Now that it is spring Lupi wants to go to her spot. She often is there in her nest when I am asleep in that side of the bedroom. I have been in the living room with her but last night she goes and knocks on the bedroom door to signal she wants to go outside. It is a tender knock, and I was glad to take a couple of pictures of her during the day on her hill and like the funny hazy one where she seems in an aura. I will need to put her down probably this Thursday. I know she can hang in there and at times I think she wants to but I feel that less so and draining her. I feel like the tumor is taking over her nose, mouth and energy. It is lovely to see her awake this morning and seemingly with her own energy as much as she can muster. How much I will miss not seeing her each day.
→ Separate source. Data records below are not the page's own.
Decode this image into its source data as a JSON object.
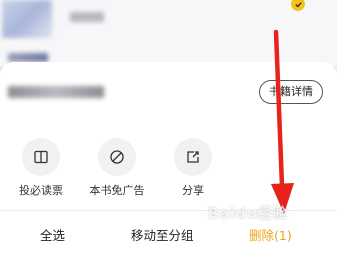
{
  "sheet": {
    "detail_button": "书籍详情",
    "actions": [
      {
        "label": "投必读票",
        "icon": "book-icon"
      },
      {
        "label": "本书免广告",
        "icon": "no-ad-icon"
      },
      {
        "label": "分享",
        "icon": "share-icon"
      }
    ]
  },
  "bottom_bar": {
    "select_all": "全选",
    "move_to_group": "移动至分组",
    "delete": "删除(1)"
  },
  "colors": {
    "accent": "#f4c21c",
    "annotation_arrow": "#e8221c"
  }
}
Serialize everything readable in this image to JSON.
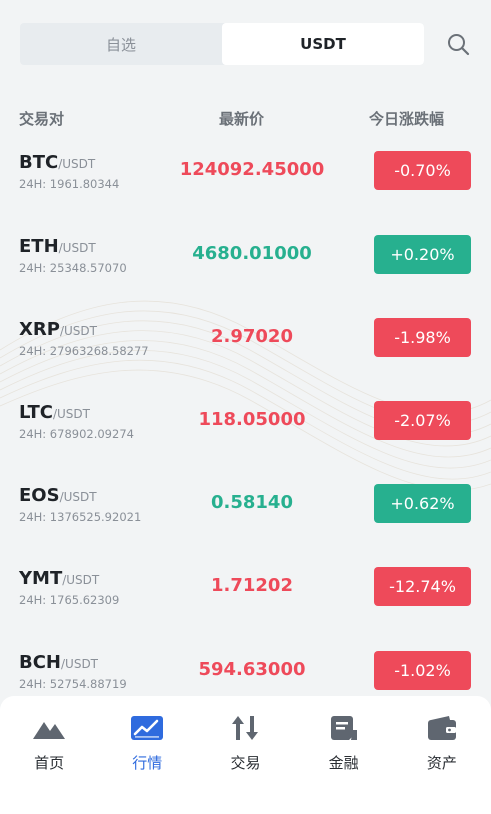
{
  "tabs": [
    {
      "label": "自选",
      "active": false
    },
    {
      "label": "USDT",
      "active": true
    }
  ],
  "header": {
    "pair": "交易对",
    "price": "最新价",
    "change": "今日涨跌幅"
  },
  "rows": [
    {
      "base": "BTC",
      "quote": "/USDT",
      "volume": "24H: 1961.80344",
      "price": "124092.45000",
      "change": "-0.70%",
      "direction": "down"
    },
    {
      "base": "ETH",
      "quote": "/USDT",
      "volume": "24H: 25348.57070",
      "price": "4680.01000",
      "change": "+0.20%",
      "direction": "up"
    },
    {
      "base": "XRP",
      "quote": "/USDT",
      "volume": "24H: 27963268.58277",
      "price": "2.97020",
      "change": "-1.98%",
      "direction": "down"
    },
    {
      "base": "LTC",
      "quote": "/USDT",
      "volume": "24H: 678902.09274",
      "price": "118.05000",
      "change": "-2.07%",
      "direction": "down"
    },
    {
      "base": "EOS",
      "quote": "/USDT",
      "volume": "24H: 1376525.92021",
      "price": "0.58140",
      "change": "+0.62%",
      "direction": "up"
    },
    {
      "base": "YMT",
      "quote": "/USDT",
      "volume": "24H: 1765.62309",
      "price": "1.71202",
      "change": "-12.74%",
      "direction": "down"
    },
    {
      "base": "BCH",
      "quote": "/USDT",
      "volume": "24H: 52754.88719",
      "price": "594.63000",
      "change": "-1.02%",
      "direction": "down"
    }
  ],
  "nav": [
    {
      "label": "首页",
      "icon": "mountain-icon",
      "active": false
    },
    {
      "label": "行情",
      "icon": "chart-icon",
      "active": true
    },
    {
      "label": "交易",
      "icon": "swap-arrows-icon",
      "active": false
    },
    {
      "label": "金融",
      "icon": "document-icon",
      "active": false
    },
    {
      "label": "资产",
      "icon": "wallet-icon",
      "active": false
    }
  ],
  "colors": {
    "up": "#27b08f",
    "down": "#ee4a5a",
    "accent": "#2f6bde"
  }
}
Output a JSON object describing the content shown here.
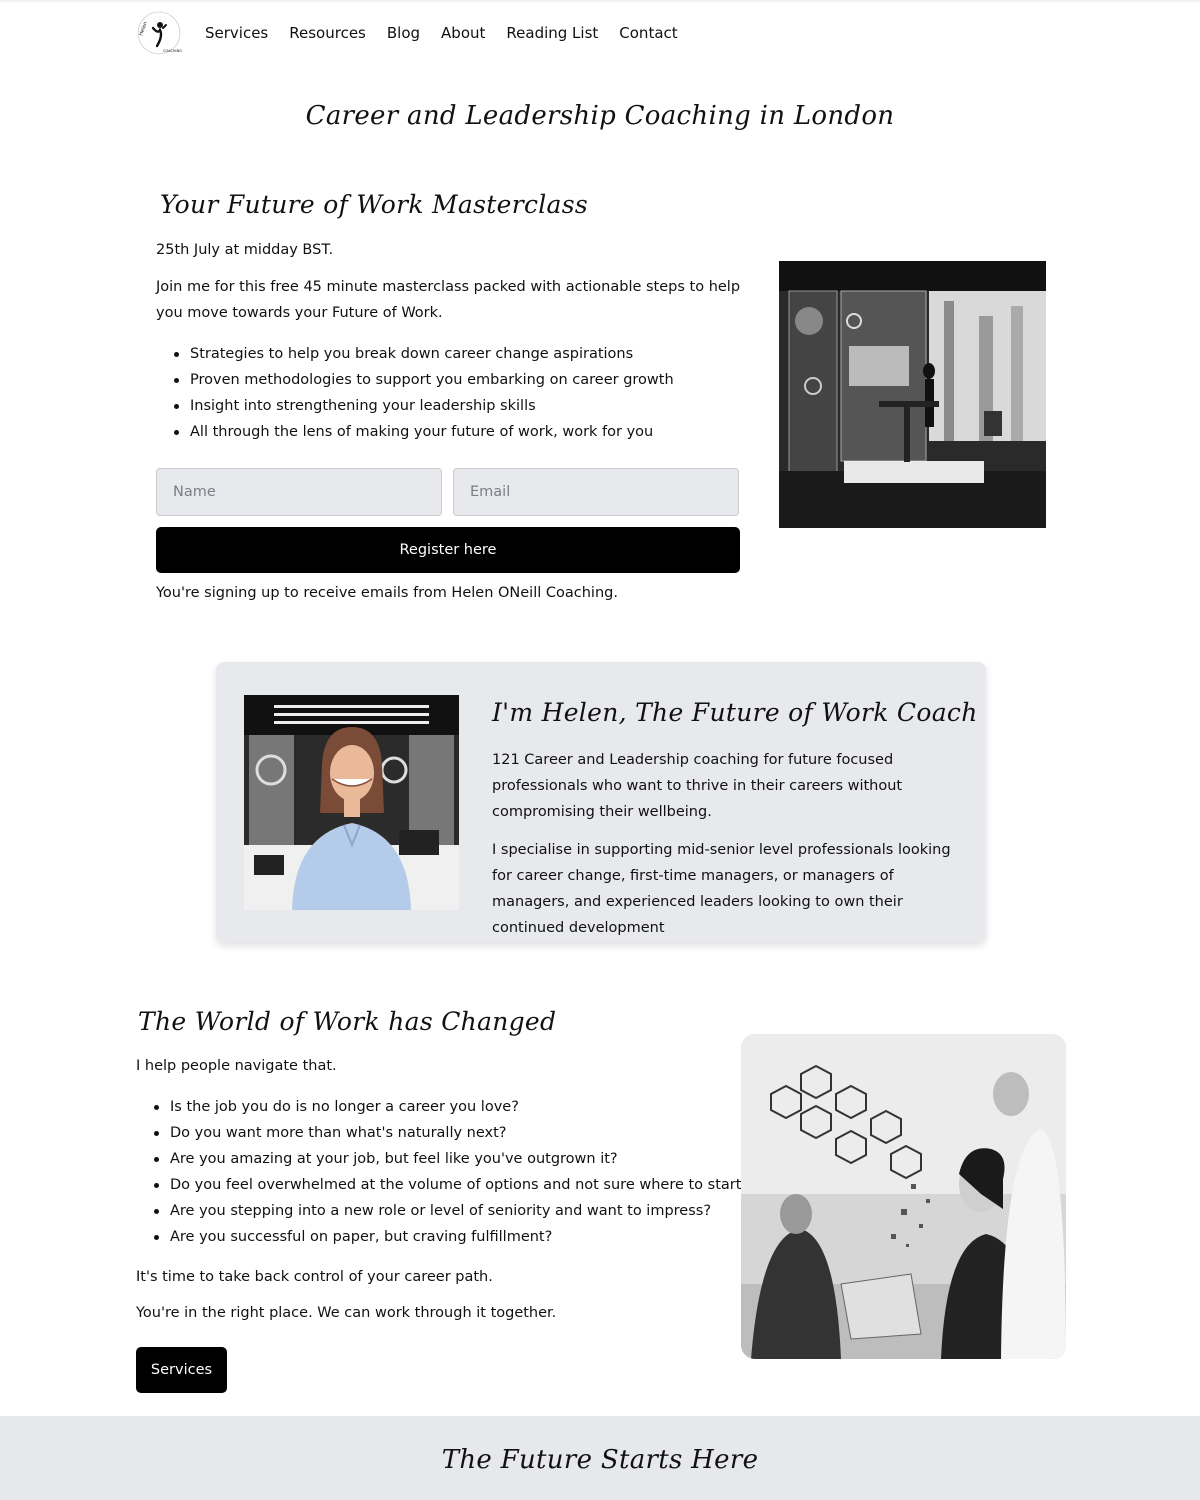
{
  "header": {
    "logo_text": "Helen ONeill Coaching",
    "nav": [
      "Services",
      "Resources",
      "Blog",
      "About",
      "Reading List",
      "Contact"
    ]
  },
  "hero": {
    "title": "Career and Leadership Coaching in London"
  },
  "masterclass": {
    "title": "Your Future of Work Masterclass",
    "date": "25th July at midday BST.",
    "intro": "Join me for this free 45 minute masterclass packed with actionable steps to help you move towards your Future of Work.",
    "bullets": [
      "Strategies to help you break down career change aspirations",
      "Proven methodologies to support you embarking on career growth",
      "Insight into strengthening your leadership skills",
      "All through the lens of making your future of work, work for you"
    ],
    "name_placeholder": "Name",
    "email_placeholder": "Email",
    "register_label": "Register here",
    "note": "You're signing up to receive emails from Helen ONeill Coaching."
  },
  "about": {
    "title": "I'm Helen, The Future of Work Coach",
    "p1": "121 Career and Leadership coaching for future focused professionals who want to thrive in their careers without compromising their wellbeing.",
    "p2": "I specialise in supporting mid-senior level professionals looking for career change, first-time managers, or managers of managers, and experienced leaders looking to own their continued development"
  },
  "world": {
    "title": "The World of Work has Changed",
    "intro": "I help people navigate that.",
    "bullets": [
      "Is the job you do is no longer a career you love?",
      "Do you want more than what's naturally next?",
      "Are you amazing at your job, but feel like you've outgrown it?",
      "Do you feel overwhelmed at the volume of options and not sure where to start?",
      "Are you stepping into a new role or level of seniority and want to impress?",
      "Are you successful on paper, but craving fulfillment?"
    ],
    "p1": "It's time to take back control of your career path.",
    "p2": "You're in the right place. We can work through it together.",
    "services_label": "Services"
  },
  "future": {
    "title": "The Future Starts Here"
  },
  "colors": {
    "button": "#000000",
    "card_bg": "#e8e9ec",
    "band_bg": "#e7e8eb",
    "input_bg": "#e7e9ec"
  }
}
Unless you look close and know her muzzle it is hard to tell with all her abundant fur and eager face that her mouth is a total disaster. She looks like she has this open smile and other times a grimace or maybe growling. It has been a terrible disease and yet we have weathered this process and learned how to do this together, how to give to it and let go. I am truly grateful for the herbs and CBD tincture and my ability to keep learning and doing what I can in both worlds. It is difficult that still in health care alternative and medical stay so far apart or the alternative becomes so exclusive people cannot afford the help.I found some kindness from the little herb shop here, and voices on the internet, fellow dog people in Natural Dog Training and of course friends. It is hard to confront death and forever and not trust in the on going-ness of existence.
As my friend’s children have babies and life keeps moving and as long as we are here there is the ability to love, serve and remember.
She is going her own way and defies me to go my own as well. Such is the nature of a teacher they have to kick you off the cushion.